Pronto! pensei, o primeiro passo da aventura foi dado.
Em minha casa e com a ajuda do Anderson, planejamos como faríamos para sair de madrugada para irmos ao baile.
Antes tínhamos que contar com a troca de seguranças, que era feita logo no início da madrugada.
Nos despedimos das meninas que trabalhavam lá em casa e fomos dormir. Colocamos o despertador para tocar à uma da madrugada.
Na hora marcada o relógio tocou e nos despertamos para dar início ao segundo passo da aventura.
Claro que colocamos algumas almofadas debaixo da coberta e as cobrimos, para passar a impressão de que naquelas camas duas crianças dormiam em paz.
Nos arrumamos rapidamente. Antes de deitarmos deixamos as roupas posicionadas em lugares estratégicos para facilitar nossa arrumação para o baile.
Descemos as escadas em silêncio e com os tênis nas mãos para não despertar ninguém na casa.
Abrimos a porta com a maior delicadeza para que os trincos não explanassem nossas intenções.
Passamos pela piscina e pulamos o muro para a escada, já que o portãozinho fazia muito barulho para abrir.
Na garagem demos uma olhada na fresta do portão principal para confirmarmos a troca de seguranças.
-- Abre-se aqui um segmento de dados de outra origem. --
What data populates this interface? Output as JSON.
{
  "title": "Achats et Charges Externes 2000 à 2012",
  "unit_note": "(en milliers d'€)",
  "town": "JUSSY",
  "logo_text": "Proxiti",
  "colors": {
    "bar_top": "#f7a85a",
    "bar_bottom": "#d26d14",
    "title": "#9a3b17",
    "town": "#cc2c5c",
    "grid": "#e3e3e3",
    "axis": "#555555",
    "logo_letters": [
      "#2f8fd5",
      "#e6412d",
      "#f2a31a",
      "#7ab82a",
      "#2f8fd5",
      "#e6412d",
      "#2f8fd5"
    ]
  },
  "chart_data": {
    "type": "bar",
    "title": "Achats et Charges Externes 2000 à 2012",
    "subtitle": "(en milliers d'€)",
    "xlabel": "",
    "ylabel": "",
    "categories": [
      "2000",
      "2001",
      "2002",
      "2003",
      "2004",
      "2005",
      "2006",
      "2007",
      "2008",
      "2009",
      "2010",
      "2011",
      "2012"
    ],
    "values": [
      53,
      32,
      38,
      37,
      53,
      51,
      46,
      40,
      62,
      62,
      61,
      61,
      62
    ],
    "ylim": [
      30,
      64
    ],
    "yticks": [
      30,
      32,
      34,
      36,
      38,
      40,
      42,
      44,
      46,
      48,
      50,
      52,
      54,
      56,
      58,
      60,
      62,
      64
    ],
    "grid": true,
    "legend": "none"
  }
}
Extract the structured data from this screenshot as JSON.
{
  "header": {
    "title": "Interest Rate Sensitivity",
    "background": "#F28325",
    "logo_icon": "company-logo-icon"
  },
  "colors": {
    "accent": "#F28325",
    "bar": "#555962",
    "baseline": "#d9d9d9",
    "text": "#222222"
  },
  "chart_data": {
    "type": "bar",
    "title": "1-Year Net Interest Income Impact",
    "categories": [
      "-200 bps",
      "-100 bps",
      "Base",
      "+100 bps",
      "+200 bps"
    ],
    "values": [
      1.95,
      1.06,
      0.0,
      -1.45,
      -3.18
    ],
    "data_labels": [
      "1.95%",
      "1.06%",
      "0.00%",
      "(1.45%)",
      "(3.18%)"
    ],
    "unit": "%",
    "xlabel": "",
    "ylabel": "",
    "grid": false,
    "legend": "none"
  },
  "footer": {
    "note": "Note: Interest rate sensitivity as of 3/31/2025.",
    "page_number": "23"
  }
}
Tudo perfeito, saímos para a rua e o segundo passo da aventura estava dado.
Já descendo a rua lá de casa, meu amigo brincou comigo dizendo que eu estava com pares diferentes de tênis. Aquela verdade não me abalou nem um pouco.
Mesmo com pares diferentes, em função da pressa e conclusão do segundo passo da aventura, resolvi que iria ao baile naquela noite.
Enfim, chegamos na entrada do morro. Tudo me parecia perfeito. A noite estrelada, o som tocando nas alturas, os passos da aventura bem encaminhados, até que na descida para o baile aconteceu o inesperado.
Uma das meninas que trabalhavam lá em casa e que ajudou a me criar desde bebe, me parou na entrada, perguntando-me: “Gute, o que você está fazendo aqui?”.
Ela, que também estava às escondidas no baile, porque deveria estar tomando conta da casa, já que minha mãe havia viajado, me puxou para o canto e ordenou que eu saísse de lá imediatamente.
Antes eu perguntei para ela completamente sem graça: “e você, o que está fazendo aqui?”.
Meu amigo naquela altura já tinha se separado de mim e subido o morro para o baile.
Assim, aquela noite terminou sem que o terceiro e último passo da minha aventura fosse completado.
Na semana seguinte, fiquei sabendo que aquele baile foi um verdadeiro sucesso.
Minha mãe nunca soube desta aventura.
Eu ainda curti muitos outros bailes durante minha adolescência.